Даниил не сопротивлялся. Только стонал, а когда Леонид вытащил иглу с опустошенным содержимым, то и вовсе впал в транс.
Абсурдиста отвязали, вышвырнув за дверь. Теперь великая копия походила на местную фауну, то есть на тех, кого он всё время описывал, высмеивая, в то же время, вознося бесправно их на уровень мучеников, что жертвуют собой во имя великого. Теперь он сам вкусил низшие блага загнивающих, став в их глазах обычным мусором. В таком состоянии его вряд ли кто сможет сразу признать.
Стало совсем поздно. Мужчины допили бутылку не заметив, как уснули на полу вплоть до следующего вечера.
Инвентарь (вместе со всем мусором) был сложен в огромный крепкий мешок. Два забетонированных куба разместили диагонально рядом, поставив на каждый по одной пластмассовой розе.

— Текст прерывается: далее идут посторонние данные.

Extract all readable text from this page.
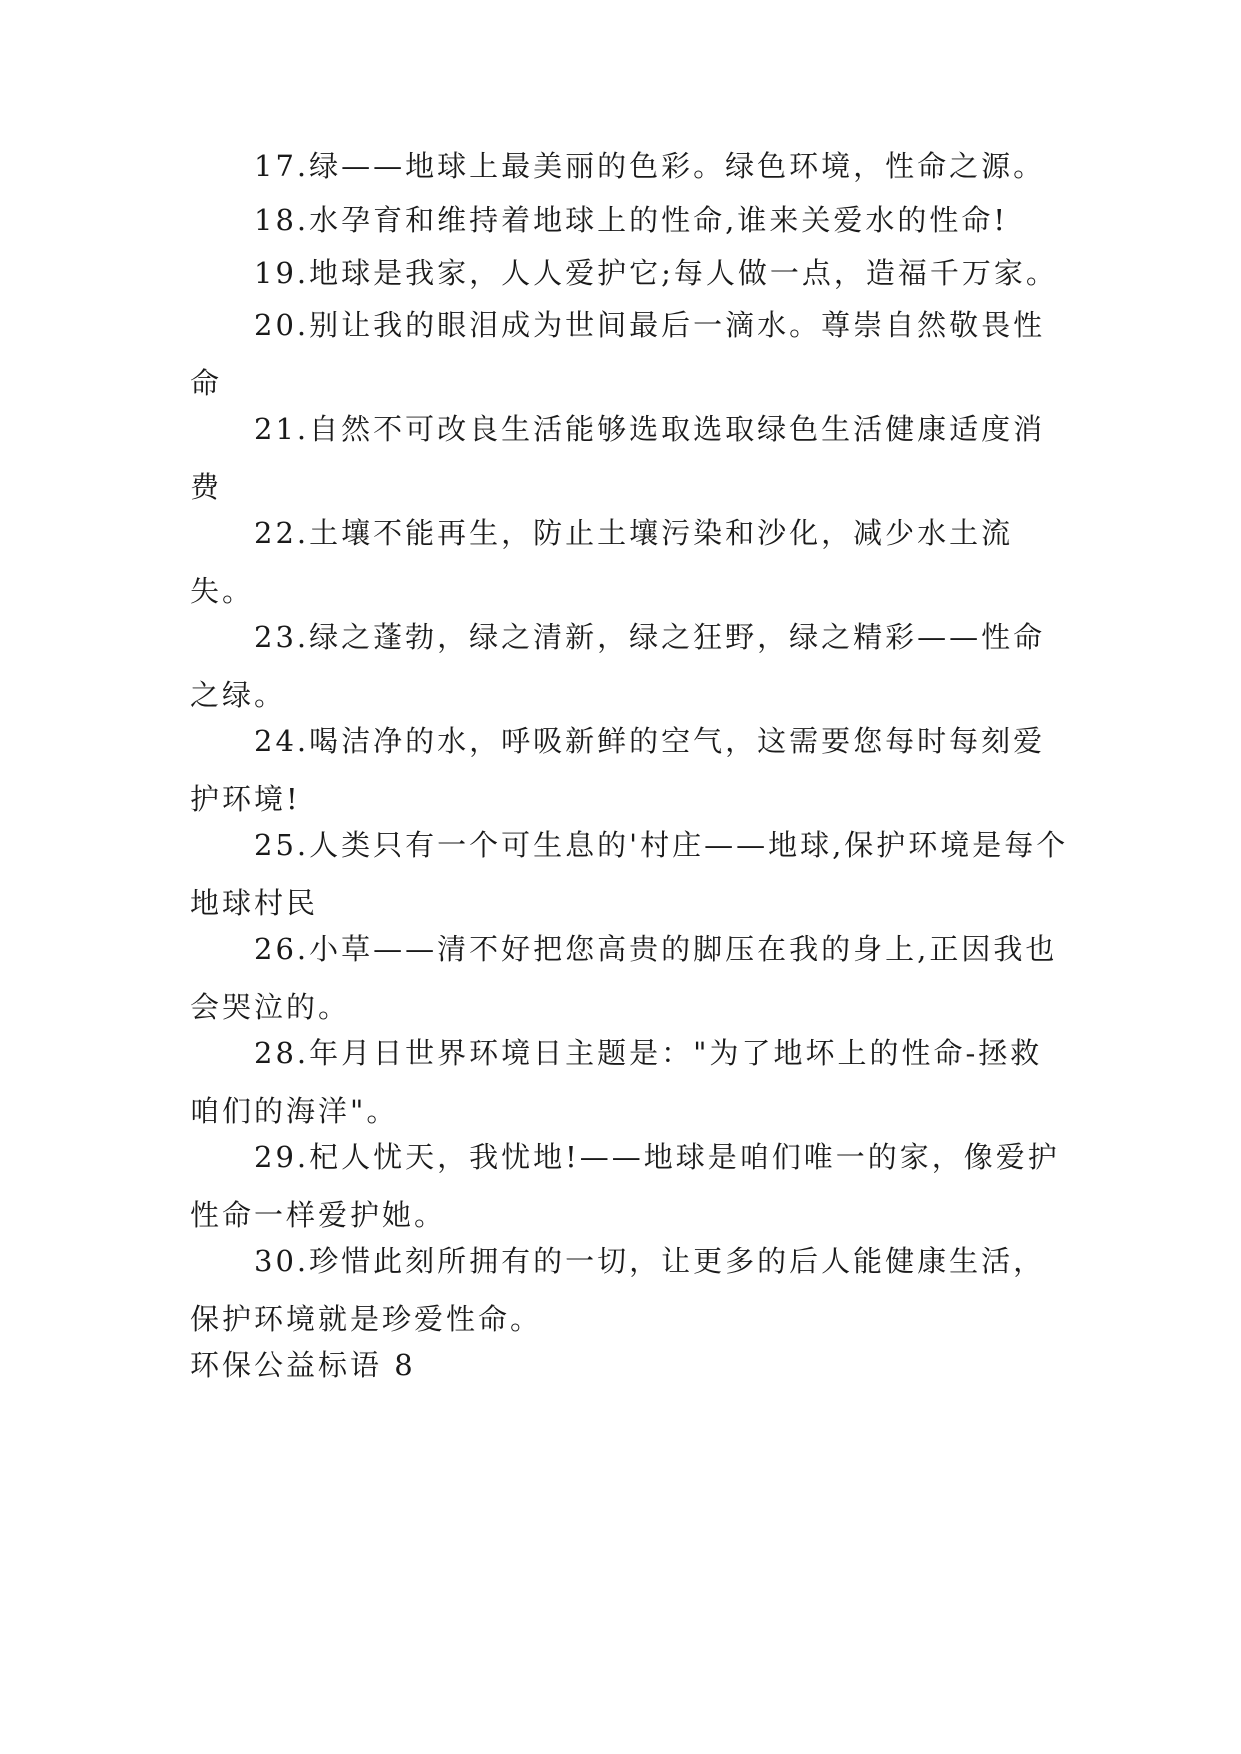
17.绿——地球上最美丽的色彩。绿色环境，性命之源。

18.水孕育和维持着地球上的性命,谁来关爱水的性命!

19.地球是我家，人人爱护它;每人做一点，造福千万家。

20.别让我的眼泪成为世间最后一滴水。尊崇自然敬畏性命

21.自然不可改良生活能够选取选取绿色生活健康适度消费

22.土壤不能再生，防止土壤污染和沙化，减少水土流失。

23.绿之蓬勃，绿之清新，绿之狂野，绿之精彩——性命之绿。

24.喝洁净的水，呼吸新鲜的空气，这需要您每时每刻爱护环境!

25.人类只有一个可生息的'村庄——地球,保护环境是每个地球村民

26.小草——清不好把您高贵的脚压在我的身上,正因我也会哭泣的。

28.年月日世界环境日主题是："为了地坏上的性命-拯救咱们的海洋"。

29.杞人忧天，我忧地!——地球是咱们唯一的家，像爱护性命一样爱护她。

30.珍惜此刻所拥有的一切，让更多的后人能健康生活，保护环境就是珍爱性命。

环保公益标语 8
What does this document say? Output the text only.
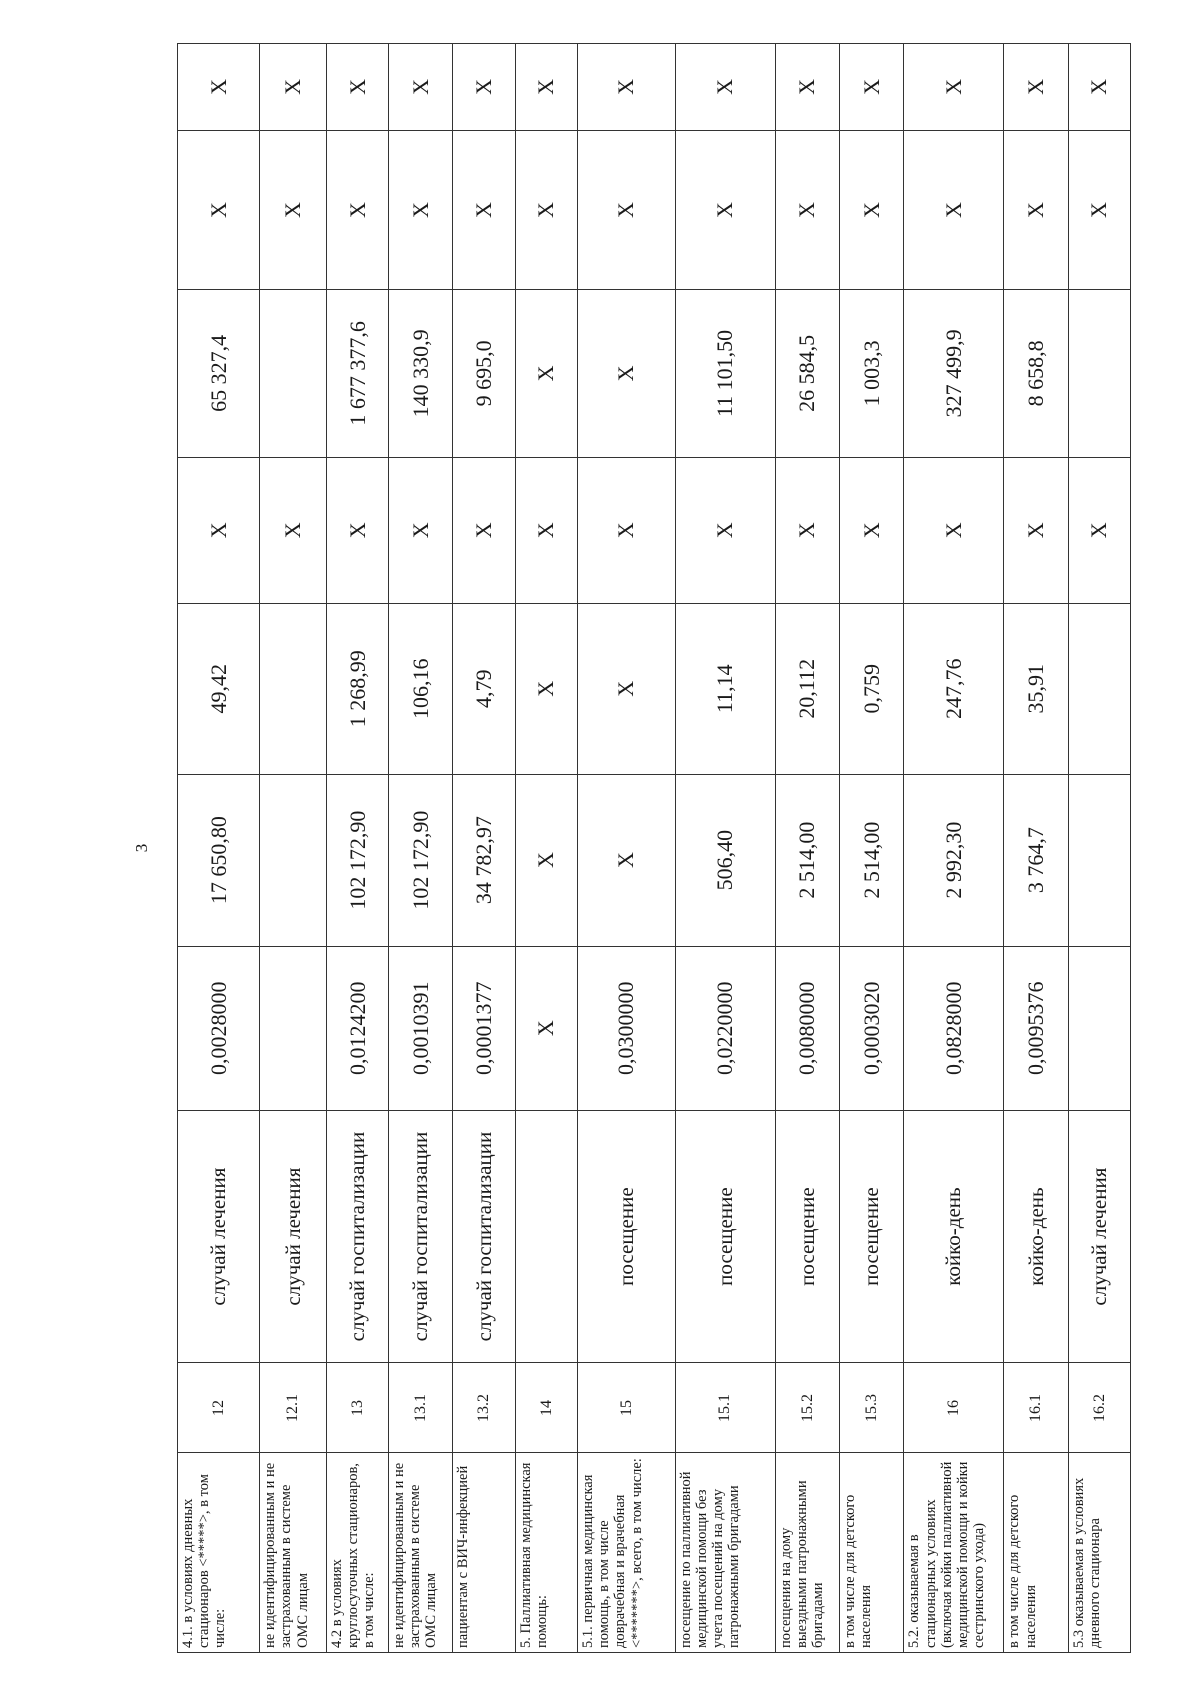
3
4.1. в условиях дневных стационаров <*****>, в том числе:	12	случай лечения	0,0028000	17 650,80	49,42	X	65 327,4	X	X
не идентифицированным и не застрахованным в системе ОМС лицам	12.1	случай лечения				X		X	X
4.2 в условиях круглосуточных стационаров, в том числе:	13	случай госпитализации	0,0124200	102 172,90	1 268,99	X	1 677 377,6	X	X
не идентифицированным и не застрахованным в системе ОМС лицам	13.1	случай госпитализации	0,0010391	102 172,90	106,16	X	140 330,9	X	X
пациентам с ВИЧ-инфекцией	13.2	случай госпитализации	0,0001377	34 782,97	4,79	X	9 695,0	X	X
5. Паллиативная медицинская помощь:	14		X	X	X	X	X	X	X
5.1. первичная медицинская помощь, в том числе доврачебная и врачебная <*******>, всего, в том числе:	15	посещение	0,0300000	X	X	X	X	X	X
посещение по паллиативной медицинской помощи без учета посещений на дому патронажными бригадами	15.1	посещение	0,0220000	506,40	11,14	X	11 101,50	X	X
посещения на дому выездными патронажными бригадами	15.2	посещение	0,0080000	2 514,00	20,112	X	26 584,5	X	X
в том числе для детского населения	15.3	посещение	0,0003020	2 514,00	0,759	X	1 003,3	X	X
5.2. оказываемая в стационарных условиях (включая койки паллиативной медицинской помощи и койки сестринского ухода)	16	койко-день	0,0828000	2 992,30	247,76	X	327 499,9	X	X
в том числе для детского населения	16.1	койко-день	0,0095376	3 764,7	35,91	X	8 658,8	X	X
5.3 оказываемая в условиях дневного стационара	16.2	случай лечения				X		X	X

Леонид уже хотел было пойти выкинуть компромат, но Миша остановил его, решив вынести мешок самостоятельно. Пусть товарищ лучше отдохнёт лишний раз.
Вода закипела. Чай в красивой чашечке заварился. Миша вышел выкинуть мусор, а на Леонида вдруг снизошли строчки, которые он посчитал нужным записать, оставив их в этой квартире, как последний голос уходящей эпохи интеллектуального рабства:
Жёлтые фонари горят бледно, поверхностно.
Они портят ночь в отсутствие страшного ребёнка –
прародителя своего, обидчика, что,
взойдя на трон дня,
свергая тишину ночи, выключает своих верных
апостолов,
перекрикивая их своим прошлым светом.
После, он перечитал написанное ещё несколько раз, допил чай и положил записанные строчки под цветок, где лежал расчленённый Александр Сергеевич. Он хотел было посмотреть в окно, в свой усталый вечер под впечатлением дум, но до его ушей донёсся глухой стук тяжелой руки о входную дверь.
Диалектика овального стола (3)
Заменив отсутствующий ковёр, на полу расстелился Миша. Его руки крепко зафиксировали наручниками, на лице появилось ещё больше кровоподтёков. Один глаз совсем заплыл, напоминая теперь перезревшую сливу.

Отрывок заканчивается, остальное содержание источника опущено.